Extended DMPs Framework for Position and Decoupled Quaternion Learning and Generalization

Abstract

Dynamic movement primitives (DMPs) as a robust and efficient framework has been studied widely for robot learning from demonstration. Classical DMPs framework mainly focuses on the movement learning in Cartesian or joint space, and can't properly represent end-effector orientation. In this paper, we present an extended DMPs framework (EDMPs) both in Cartesian space and 2-Dimensional (2D) sphere manifold for Quaternion-based orientation learning and generalization. Gaussian mixture model and Gaussian mixture regression (GMM-GMR) are adopted as the initialization phase of EDMPs to handle multi-demonstrations and obtain their mean and covariance. Additionally, some evaluation indicators including reachability and similarity are defined to characterize the learning and generalization abilities of EDMPs. Finally, a real-world experiment was conducted with human demonstrations, the endpoint poses of human arm were recorded and successfully transferred from human to the robot. The experimental results show that the absolute errors of the Cartesian and Riemannian space skills are less than 3.5 mm and 1.0°, respectively.
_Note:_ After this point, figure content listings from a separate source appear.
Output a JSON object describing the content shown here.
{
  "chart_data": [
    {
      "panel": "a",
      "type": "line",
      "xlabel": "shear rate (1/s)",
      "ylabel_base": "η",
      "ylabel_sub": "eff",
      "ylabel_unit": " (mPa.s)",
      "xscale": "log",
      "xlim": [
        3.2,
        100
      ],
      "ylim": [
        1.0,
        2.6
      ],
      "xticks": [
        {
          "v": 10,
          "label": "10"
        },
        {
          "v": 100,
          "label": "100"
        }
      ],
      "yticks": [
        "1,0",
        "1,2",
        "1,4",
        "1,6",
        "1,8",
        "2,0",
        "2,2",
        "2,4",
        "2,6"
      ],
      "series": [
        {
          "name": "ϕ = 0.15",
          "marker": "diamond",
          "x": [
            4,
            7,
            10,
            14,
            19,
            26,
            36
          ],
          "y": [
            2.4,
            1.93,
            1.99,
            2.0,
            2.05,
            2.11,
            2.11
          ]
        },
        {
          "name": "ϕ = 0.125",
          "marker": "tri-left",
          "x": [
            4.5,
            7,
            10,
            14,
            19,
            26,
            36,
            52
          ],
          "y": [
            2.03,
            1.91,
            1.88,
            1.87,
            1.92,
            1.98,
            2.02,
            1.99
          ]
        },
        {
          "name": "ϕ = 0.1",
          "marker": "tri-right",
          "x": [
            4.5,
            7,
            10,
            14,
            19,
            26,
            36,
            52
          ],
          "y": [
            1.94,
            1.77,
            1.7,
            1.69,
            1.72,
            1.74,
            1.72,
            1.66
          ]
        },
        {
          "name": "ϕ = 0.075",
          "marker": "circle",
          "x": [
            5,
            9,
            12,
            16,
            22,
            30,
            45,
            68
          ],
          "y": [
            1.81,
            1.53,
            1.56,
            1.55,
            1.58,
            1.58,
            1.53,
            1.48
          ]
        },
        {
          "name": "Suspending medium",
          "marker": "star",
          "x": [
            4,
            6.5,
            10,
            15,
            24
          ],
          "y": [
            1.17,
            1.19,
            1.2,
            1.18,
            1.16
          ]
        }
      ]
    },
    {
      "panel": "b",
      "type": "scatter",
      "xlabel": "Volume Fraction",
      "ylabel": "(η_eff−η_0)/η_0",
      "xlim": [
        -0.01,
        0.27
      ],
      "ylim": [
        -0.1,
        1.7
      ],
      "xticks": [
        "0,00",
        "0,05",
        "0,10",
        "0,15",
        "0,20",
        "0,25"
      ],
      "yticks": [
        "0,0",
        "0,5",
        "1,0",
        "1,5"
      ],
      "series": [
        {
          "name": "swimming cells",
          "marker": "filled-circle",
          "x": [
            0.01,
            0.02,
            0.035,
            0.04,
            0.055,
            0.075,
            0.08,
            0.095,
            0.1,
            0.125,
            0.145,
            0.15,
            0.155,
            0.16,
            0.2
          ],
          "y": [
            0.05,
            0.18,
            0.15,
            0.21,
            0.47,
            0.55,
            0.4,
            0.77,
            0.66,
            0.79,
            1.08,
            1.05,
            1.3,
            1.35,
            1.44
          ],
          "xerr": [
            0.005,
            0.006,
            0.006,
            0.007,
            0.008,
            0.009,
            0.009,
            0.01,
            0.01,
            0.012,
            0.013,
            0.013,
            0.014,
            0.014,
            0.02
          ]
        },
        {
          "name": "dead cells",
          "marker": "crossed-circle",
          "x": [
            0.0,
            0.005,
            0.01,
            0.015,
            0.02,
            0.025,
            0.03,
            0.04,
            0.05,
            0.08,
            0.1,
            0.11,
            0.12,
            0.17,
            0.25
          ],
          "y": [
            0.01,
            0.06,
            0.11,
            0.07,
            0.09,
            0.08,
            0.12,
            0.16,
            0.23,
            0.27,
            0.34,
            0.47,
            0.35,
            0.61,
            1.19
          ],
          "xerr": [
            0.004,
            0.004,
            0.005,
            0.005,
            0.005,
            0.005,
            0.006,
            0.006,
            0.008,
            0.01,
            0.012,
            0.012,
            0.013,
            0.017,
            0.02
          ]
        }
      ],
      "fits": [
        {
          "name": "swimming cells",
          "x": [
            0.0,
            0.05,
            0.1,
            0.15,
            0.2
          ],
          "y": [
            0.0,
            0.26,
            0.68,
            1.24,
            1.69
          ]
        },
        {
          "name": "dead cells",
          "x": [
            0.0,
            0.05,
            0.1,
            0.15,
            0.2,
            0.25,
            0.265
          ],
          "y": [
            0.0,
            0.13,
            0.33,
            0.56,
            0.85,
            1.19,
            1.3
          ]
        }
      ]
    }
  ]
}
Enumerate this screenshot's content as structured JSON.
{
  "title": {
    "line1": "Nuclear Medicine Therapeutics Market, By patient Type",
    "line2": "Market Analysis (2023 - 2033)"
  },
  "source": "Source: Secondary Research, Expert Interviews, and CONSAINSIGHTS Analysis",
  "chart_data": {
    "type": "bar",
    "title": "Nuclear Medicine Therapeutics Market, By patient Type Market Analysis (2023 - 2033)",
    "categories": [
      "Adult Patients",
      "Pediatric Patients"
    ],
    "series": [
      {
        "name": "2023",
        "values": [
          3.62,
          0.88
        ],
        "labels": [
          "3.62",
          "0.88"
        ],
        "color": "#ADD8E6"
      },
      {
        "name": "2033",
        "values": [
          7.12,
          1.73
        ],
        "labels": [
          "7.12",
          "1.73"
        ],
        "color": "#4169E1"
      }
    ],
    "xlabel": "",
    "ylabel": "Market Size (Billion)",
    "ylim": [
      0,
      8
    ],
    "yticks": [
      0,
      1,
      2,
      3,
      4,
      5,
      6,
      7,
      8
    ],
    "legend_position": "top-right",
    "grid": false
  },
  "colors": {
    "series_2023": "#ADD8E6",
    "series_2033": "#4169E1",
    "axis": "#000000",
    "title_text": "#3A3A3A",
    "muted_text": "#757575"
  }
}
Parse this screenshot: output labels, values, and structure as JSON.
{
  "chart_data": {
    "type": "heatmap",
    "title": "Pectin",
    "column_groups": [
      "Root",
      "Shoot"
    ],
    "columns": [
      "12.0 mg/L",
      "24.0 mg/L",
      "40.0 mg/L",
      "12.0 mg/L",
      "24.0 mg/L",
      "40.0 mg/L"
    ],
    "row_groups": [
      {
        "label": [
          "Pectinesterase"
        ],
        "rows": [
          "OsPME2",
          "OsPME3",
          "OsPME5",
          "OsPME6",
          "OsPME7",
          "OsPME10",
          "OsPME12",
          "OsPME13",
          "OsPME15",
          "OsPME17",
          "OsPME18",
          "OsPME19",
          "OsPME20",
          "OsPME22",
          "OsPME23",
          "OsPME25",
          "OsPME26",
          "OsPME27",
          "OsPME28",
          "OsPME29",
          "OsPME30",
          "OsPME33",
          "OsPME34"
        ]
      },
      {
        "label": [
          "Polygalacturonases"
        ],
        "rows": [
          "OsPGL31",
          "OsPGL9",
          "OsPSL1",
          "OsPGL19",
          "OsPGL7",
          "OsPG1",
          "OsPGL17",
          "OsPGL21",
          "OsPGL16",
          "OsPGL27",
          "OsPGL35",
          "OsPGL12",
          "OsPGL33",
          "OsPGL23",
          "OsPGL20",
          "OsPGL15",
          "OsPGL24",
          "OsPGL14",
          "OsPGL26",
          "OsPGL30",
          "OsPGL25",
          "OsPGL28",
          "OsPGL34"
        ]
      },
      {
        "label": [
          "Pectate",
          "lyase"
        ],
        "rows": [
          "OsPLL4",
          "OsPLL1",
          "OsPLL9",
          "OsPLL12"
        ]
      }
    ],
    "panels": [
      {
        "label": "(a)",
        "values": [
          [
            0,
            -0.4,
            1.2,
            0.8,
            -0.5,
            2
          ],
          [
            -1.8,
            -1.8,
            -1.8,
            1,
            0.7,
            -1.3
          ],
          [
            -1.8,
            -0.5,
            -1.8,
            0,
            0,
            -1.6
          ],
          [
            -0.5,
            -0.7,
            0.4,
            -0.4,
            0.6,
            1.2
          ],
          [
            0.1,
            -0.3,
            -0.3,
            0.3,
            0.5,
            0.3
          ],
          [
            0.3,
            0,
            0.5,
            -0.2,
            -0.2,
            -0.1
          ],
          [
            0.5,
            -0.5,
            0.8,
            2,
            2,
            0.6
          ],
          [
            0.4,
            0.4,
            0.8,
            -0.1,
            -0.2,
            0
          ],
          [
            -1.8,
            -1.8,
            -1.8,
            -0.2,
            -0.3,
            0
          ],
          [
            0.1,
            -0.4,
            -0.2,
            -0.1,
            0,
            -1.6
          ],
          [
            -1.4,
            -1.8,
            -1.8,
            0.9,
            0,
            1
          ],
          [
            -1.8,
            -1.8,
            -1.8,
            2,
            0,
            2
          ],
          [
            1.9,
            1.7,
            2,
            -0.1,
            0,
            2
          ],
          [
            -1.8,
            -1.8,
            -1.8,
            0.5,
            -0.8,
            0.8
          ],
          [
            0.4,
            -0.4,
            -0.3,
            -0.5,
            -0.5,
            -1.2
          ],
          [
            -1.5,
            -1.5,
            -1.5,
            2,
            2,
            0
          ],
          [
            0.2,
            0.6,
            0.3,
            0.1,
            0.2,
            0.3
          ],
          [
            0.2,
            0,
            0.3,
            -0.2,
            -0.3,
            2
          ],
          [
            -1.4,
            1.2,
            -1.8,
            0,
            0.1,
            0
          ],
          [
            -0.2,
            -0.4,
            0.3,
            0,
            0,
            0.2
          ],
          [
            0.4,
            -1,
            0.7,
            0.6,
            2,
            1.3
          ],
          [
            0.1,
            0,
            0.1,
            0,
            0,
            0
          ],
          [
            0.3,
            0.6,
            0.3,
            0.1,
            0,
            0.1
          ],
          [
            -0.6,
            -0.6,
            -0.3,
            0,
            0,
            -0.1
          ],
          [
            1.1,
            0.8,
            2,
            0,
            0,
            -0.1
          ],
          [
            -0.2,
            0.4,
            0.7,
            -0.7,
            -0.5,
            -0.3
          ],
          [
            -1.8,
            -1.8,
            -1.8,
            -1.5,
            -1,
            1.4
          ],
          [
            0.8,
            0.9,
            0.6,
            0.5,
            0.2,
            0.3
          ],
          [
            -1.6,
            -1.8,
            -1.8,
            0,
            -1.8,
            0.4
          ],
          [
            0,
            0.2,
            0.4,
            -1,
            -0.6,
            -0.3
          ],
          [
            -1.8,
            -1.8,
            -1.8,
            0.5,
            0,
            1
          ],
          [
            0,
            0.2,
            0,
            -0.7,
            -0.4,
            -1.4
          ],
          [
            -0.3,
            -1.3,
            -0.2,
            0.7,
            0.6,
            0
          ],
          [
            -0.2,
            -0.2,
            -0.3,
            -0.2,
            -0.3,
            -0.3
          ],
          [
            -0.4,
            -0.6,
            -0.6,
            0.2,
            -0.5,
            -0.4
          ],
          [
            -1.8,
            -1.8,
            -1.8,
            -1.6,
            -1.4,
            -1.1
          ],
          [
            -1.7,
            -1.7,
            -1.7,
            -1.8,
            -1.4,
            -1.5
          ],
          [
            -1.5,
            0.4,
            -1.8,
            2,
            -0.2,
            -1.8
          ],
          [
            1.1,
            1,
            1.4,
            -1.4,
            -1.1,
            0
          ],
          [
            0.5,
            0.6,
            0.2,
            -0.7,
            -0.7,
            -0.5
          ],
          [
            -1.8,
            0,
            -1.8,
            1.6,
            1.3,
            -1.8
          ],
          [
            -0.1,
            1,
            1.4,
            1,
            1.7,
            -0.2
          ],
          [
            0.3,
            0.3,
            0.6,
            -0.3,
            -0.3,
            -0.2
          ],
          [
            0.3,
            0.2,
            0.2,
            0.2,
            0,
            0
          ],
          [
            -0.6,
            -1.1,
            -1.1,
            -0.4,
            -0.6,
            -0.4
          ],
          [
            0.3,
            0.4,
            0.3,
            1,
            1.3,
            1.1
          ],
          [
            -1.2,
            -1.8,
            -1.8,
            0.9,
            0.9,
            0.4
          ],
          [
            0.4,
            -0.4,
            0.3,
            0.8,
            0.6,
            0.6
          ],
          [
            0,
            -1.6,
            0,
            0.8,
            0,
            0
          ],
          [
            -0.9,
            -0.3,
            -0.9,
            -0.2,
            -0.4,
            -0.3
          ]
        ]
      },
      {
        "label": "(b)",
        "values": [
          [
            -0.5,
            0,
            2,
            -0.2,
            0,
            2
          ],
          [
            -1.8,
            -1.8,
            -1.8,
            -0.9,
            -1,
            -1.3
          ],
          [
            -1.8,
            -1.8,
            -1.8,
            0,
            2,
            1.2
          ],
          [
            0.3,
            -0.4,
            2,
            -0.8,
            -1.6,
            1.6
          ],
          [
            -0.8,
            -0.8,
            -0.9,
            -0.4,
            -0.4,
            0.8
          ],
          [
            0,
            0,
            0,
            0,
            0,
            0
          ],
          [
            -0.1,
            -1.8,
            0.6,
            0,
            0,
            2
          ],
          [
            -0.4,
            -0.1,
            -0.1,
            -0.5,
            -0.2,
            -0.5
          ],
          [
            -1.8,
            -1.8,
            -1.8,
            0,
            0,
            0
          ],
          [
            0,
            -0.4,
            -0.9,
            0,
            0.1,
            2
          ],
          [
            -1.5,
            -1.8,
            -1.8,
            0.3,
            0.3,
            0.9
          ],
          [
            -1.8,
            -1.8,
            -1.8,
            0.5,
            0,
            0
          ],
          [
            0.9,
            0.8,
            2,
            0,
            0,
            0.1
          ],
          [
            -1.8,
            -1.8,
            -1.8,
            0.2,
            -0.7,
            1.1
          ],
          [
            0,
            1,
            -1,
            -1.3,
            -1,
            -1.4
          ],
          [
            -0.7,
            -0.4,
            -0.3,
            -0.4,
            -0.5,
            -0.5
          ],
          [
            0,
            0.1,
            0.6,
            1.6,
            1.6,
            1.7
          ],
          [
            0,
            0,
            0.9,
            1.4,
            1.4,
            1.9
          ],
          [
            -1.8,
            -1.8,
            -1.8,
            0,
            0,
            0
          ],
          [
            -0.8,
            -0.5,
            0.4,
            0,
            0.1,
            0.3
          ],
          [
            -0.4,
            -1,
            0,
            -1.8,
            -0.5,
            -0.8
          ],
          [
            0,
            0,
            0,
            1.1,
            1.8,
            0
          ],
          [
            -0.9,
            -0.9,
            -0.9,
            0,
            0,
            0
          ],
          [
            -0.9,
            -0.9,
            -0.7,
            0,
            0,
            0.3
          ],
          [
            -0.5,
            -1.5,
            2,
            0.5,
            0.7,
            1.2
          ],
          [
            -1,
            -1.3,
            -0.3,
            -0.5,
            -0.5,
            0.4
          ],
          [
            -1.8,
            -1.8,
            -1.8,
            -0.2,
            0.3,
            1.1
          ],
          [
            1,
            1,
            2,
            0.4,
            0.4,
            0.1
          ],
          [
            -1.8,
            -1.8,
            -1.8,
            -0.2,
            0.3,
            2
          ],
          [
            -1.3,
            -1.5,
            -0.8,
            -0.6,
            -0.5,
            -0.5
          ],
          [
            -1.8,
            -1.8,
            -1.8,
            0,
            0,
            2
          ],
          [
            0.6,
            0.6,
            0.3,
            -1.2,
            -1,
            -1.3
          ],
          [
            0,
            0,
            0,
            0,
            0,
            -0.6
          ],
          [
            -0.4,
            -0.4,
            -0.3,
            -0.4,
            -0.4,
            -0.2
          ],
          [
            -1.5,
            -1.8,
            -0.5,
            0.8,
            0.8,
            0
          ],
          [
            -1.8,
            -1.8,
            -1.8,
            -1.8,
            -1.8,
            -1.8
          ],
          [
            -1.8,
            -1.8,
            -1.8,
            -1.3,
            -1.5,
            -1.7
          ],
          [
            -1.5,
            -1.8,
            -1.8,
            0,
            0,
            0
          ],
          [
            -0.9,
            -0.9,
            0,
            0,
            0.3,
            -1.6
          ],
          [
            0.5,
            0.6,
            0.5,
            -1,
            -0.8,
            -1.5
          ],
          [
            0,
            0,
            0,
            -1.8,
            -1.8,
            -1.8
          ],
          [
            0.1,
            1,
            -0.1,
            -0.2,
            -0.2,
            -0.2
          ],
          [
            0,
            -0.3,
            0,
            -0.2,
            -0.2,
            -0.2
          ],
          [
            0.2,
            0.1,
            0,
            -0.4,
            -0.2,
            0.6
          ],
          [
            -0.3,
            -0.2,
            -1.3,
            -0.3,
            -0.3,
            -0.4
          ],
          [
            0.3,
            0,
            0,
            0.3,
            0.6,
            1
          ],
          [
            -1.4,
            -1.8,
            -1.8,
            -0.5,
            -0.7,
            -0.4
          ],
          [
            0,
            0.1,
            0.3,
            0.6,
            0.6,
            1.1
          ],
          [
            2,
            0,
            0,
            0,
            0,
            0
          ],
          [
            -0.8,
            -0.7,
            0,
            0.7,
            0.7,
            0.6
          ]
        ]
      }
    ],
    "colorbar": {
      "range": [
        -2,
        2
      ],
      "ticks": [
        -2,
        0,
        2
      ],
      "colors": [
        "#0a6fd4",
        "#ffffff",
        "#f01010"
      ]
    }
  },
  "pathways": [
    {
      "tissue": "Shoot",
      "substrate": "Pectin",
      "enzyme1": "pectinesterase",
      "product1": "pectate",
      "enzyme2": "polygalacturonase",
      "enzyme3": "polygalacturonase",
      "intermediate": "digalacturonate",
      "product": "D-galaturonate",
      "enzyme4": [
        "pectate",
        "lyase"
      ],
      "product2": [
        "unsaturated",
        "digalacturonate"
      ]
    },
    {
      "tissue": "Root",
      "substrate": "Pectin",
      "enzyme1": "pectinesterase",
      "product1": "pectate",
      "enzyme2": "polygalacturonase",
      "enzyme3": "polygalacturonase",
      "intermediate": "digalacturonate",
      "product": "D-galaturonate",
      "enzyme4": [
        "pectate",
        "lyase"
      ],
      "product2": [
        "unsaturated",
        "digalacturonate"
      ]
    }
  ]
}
The Pearson’s correlation coefficients of the Cartesian and Riemannian space skills are mostly greater than 0.9. The developed EDMPs exhibits superior reachability and similarity for the multi-space skills’ learning and generalization. This research proposes a fused framework with EDMPs and GMM-GMR which has sufficient capability to handle the multi-space skills in multi-demonstrations.